Stewart-Patterson found that the pattern of increased intuition use by the participants generally followed an increased level of expertise. The two participants with the most years of experience tended to be intuitive in their approach to decision making, while the two participants with the least number of years experience had the highest levels of analytical behaviour. However, there were exceptions observed. The participants within the mid-range of experience were scattered across the range of the intuitive analytical continuum. This might be because experience had to be used as a surrogate for expertise.

The two seasons that Stewart-Patterson examined were characterized by persistent weak layers in the snow.  This made decision making more difficult than in what might be considered a typical snow season.  The guides reported 32 near-misses. Near misses might be considered recognized errors in evaluation, and the guides tended to see them as learning experiences. When asked to reflect whether anything could be learned from a near miss event, participants provided the following responses by category.


‘It is ironic that with the extreme caution used this season with the deeper instability, it was a surface instability that ‘spoke out’”
“Always learning. Surprised with the extent of propagation and fracture depth.”
“Mid-slope stability tests require added care and attention in how and where, especially at slope breaks.”


“Continue to space out skiers in suspect terrain / stability.”
“Pick easier terrain at the end of the day and slow down the pace.”
“To never underestimate terrain and what can occur on what kind of terrain. To never let your guard down in an uncharacteristically poor stability snowpack and to always move from safe spot to safe spot and giving that safe spot more leeway.”

“Never over estimate guests skills.”
“The guests get what they get. I should never pressure myself in skiing certain slopes just to please them.”

Stewart-Patterson found that:

 “A theme that emerged from the interviews, focused on decision avoidance through the management of terrain and the avoidance of areas. Rather than feeling forced into making a decision about what is safe to ski, terrain was chosen to avoid the hazard.The decision was avoided completely by choosing alternate terrain. Participants made life easier on themselves in terms of the decision process by choosing to not use certain terrain.

Although the author did not discuss this with respect to JDM literature, it seems to be a clear example of the concept of gist in fuzzy trace theory.  The guides unlike adolescents avoided adding up the pros and cons and instead just said no if there was  inconsistency or lack of coherence. If they had alternatives, they moved on to an area that was safe.

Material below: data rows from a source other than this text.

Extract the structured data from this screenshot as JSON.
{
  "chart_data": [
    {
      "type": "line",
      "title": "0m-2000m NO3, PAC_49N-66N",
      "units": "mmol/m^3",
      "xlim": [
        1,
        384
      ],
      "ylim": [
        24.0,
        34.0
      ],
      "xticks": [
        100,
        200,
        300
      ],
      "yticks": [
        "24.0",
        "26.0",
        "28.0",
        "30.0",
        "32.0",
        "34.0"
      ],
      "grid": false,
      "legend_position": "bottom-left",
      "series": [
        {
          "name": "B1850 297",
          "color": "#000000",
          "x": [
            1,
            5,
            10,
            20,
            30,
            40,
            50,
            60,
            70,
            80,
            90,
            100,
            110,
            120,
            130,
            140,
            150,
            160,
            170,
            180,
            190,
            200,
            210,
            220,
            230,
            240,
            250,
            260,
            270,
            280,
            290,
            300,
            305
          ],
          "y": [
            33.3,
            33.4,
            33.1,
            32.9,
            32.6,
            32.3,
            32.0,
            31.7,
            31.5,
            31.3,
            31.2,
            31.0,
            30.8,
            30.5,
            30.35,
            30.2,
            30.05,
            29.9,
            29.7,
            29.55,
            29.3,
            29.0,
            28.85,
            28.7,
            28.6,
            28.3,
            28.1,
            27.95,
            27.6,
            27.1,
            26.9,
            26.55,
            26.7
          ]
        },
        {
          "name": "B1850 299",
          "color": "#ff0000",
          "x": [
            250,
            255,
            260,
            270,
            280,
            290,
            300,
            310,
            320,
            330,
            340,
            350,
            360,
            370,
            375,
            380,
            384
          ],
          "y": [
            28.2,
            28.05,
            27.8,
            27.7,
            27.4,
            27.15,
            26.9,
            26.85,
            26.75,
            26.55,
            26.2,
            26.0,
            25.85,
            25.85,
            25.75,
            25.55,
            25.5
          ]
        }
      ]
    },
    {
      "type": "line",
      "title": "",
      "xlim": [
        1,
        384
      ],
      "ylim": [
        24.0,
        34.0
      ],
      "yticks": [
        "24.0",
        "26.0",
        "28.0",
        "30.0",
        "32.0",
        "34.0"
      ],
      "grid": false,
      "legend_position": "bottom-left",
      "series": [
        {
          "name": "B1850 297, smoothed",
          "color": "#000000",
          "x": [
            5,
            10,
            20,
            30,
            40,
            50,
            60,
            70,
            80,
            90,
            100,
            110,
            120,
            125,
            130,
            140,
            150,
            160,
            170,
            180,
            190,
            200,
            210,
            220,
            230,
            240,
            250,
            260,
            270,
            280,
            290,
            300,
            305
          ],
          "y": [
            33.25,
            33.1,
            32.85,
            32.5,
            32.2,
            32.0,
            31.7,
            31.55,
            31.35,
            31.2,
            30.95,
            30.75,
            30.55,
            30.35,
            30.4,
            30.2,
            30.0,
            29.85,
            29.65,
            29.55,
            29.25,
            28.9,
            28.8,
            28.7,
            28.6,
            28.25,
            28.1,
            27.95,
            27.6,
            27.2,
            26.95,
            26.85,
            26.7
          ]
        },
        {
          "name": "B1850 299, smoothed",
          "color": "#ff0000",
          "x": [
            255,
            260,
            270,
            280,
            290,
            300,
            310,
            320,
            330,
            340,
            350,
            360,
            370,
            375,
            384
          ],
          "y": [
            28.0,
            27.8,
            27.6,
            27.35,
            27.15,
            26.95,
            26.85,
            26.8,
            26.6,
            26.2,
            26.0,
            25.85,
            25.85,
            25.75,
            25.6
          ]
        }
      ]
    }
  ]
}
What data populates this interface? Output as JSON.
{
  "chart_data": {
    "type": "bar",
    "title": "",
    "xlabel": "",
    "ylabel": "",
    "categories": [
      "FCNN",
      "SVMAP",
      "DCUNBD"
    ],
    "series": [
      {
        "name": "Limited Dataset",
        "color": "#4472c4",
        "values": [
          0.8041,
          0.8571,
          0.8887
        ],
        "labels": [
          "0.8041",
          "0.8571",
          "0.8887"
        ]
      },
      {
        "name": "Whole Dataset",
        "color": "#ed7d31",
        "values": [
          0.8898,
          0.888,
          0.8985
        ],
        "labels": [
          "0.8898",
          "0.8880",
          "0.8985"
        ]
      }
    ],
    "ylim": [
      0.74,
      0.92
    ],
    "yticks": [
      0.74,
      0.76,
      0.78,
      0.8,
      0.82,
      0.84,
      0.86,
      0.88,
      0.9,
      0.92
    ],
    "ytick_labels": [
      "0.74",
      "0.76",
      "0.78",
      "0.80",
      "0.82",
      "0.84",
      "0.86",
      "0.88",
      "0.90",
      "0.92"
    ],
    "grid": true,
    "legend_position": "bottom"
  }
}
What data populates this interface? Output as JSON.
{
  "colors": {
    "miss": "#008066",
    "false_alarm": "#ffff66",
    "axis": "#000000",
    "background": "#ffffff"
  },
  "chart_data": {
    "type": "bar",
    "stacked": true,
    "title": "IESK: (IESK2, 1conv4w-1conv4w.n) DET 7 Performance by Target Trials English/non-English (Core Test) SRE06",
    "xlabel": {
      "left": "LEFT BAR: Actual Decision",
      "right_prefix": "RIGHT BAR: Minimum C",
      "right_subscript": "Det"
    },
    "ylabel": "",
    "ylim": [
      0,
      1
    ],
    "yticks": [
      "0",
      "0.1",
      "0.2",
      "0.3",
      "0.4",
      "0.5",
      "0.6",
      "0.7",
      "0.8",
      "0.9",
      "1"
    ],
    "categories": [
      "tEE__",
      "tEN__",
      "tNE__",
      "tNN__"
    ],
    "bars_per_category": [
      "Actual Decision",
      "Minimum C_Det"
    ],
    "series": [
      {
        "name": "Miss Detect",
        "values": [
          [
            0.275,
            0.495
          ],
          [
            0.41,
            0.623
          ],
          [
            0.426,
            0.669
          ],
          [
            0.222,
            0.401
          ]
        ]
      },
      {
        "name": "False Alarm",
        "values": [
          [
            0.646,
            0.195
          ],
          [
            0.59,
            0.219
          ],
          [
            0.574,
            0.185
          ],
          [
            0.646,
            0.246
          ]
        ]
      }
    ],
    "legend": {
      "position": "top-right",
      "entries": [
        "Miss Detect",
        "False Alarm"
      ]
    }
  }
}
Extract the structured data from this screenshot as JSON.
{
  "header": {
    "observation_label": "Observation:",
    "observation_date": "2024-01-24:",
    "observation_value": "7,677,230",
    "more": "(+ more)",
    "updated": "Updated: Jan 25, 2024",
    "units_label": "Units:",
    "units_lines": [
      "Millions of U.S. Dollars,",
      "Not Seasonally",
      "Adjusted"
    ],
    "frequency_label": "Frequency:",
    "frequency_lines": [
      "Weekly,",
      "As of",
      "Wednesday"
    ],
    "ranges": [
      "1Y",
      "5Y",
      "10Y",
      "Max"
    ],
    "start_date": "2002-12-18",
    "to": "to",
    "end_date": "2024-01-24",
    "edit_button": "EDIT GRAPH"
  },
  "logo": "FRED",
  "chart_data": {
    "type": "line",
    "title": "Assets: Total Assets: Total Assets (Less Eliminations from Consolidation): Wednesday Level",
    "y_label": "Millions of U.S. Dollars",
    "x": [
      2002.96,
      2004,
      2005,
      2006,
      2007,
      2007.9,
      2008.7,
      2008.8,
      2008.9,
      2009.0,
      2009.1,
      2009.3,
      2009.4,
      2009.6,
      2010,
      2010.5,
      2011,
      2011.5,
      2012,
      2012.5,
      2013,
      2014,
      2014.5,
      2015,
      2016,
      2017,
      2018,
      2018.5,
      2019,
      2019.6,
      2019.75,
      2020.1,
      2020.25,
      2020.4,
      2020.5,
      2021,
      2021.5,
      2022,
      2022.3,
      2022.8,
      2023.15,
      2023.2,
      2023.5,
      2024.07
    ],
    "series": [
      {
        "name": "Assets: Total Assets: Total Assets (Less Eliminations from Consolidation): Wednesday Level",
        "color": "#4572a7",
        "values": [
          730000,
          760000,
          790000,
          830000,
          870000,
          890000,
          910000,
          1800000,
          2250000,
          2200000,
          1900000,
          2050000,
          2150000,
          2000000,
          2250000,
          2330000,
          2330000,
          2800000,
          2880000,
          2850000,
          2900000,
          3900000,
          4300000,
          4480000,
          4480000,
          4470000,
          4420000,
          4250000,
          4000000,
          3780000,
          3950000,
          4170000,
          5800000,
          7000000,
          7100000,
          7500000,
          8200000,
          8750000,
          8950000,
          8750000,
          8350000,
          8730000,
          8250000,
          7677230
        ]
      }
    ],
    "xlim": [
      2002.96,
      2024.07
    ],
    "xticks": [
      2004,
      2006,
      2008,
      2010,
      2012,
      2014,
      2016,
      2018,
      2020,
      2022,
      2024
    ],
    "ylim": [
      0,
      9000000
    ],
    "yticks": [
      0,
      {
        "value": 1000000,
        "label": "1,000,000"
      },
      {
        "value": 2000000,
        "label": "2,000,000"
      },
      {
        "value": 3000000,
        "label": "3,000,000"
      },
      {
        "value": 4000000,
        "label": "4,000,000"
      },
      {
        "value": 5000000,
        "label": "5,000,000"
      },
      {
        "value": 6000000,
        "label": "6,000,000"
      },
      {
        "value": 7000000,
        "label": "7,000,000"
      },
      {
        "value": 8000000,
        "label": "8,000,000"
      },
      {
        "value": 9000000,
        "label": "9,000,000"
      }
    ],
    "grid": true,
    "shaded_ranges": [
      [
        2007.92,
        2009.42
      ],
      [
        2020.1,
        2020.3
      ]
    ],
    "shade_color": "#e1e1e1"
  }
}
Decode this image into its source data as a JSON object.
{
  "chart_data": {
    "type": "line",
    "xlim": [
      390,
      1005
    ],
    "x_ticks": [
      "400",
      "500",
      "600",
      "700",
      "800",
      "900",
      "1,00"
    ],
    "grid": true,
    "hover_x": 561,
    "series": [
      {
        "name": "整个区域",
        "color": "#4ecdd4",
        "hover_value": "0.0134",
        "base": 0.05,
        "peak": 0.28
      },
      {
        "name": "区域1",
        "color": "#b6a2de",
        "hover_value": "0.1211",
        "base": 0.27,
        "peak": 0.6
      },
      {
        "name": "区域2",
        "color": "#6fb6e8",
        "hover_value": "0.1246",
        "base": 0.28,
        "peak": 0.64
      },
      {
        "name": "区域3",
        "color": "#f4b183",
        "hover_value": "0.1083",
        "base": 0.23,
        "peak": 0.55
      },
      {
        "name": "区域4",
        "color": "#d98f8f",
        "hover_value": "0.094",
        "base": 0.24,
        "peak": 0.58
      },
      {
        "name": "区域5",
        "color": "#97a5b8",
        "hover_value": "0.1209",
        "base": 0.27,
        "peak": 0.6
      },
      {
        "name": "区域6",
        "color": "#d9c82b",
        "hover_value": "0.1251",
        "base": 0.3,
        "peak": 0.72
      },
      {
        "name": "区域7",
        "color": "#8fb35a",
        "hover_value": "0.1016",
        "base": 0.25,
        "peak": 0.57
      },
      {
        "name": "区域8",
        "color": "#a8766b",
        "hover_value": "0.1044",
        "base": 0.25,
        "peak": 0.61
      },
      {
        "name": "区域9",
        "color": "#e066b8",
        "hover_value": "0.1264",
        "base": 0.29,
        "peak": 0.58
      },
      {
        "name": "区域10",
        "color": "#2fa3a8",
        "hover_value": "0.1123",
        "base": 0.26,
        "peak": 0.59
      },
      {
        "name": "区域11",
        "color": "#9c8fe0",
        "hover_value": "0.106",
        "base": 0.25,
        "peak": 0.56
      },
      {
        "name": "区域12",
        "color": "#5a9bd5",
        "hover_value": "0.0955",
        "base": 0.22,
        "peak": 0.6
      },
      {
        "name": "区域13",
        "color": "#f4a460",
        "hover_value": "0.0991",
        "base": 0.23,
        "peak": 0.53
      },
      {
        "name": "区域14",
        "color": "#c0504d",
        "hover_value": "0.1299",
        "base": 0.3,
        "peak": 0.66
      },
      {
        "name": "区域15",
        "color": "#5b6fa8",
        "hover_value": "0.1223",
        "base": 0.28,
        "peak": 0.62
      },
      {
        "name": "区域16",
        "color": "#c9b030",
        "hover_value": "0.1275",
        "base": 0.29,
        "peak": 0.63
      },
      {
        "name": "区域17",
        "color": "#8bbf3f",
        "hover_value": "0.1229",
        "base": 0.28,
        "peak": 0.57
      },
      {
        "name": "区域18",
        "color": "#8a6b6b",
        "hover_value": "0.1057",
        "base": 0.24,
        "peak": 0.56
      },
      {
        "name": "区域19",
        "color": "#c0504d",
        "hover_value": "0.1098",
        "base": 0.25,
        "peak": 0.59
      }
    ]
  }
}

Stewart-Patterson concludes that the analytical aspect of the decision process is well supported through the training process and ongoing research. More can be done to help guides understand and efficiently use their intuition. For intuition to work well, there are two conditions, which must be met: the environment must give consistent valid cues as to the nature of the situation, and at some point the decision maker must have had the opportunity to learn the meaning of the cues. If the cues are not present or the decision maker has not learned the implications of the cues, an intuition response, which leads to a good outcome, can only be attributed to luck. In the words of one participant, “Intuition is based on a series of events. Intuition has to be based on experience, if it is not it is luck.” Ski guides may build expertise that is broken up, as they have well developed
intuitions in some areas, but have gaps in other areas. The application of expert intuition from one situation to a novel situation may create high levels of subjective confidence that is not well founded in the underlying expertise base of skills. This may create an illusion of competence that leads to overconfidence. Stewart-Patterson notes that Klein suggests that environments, which pose direct personal hazard, perhaps like that, which a ski guide operates in, may reduce the incidence of overconfidence.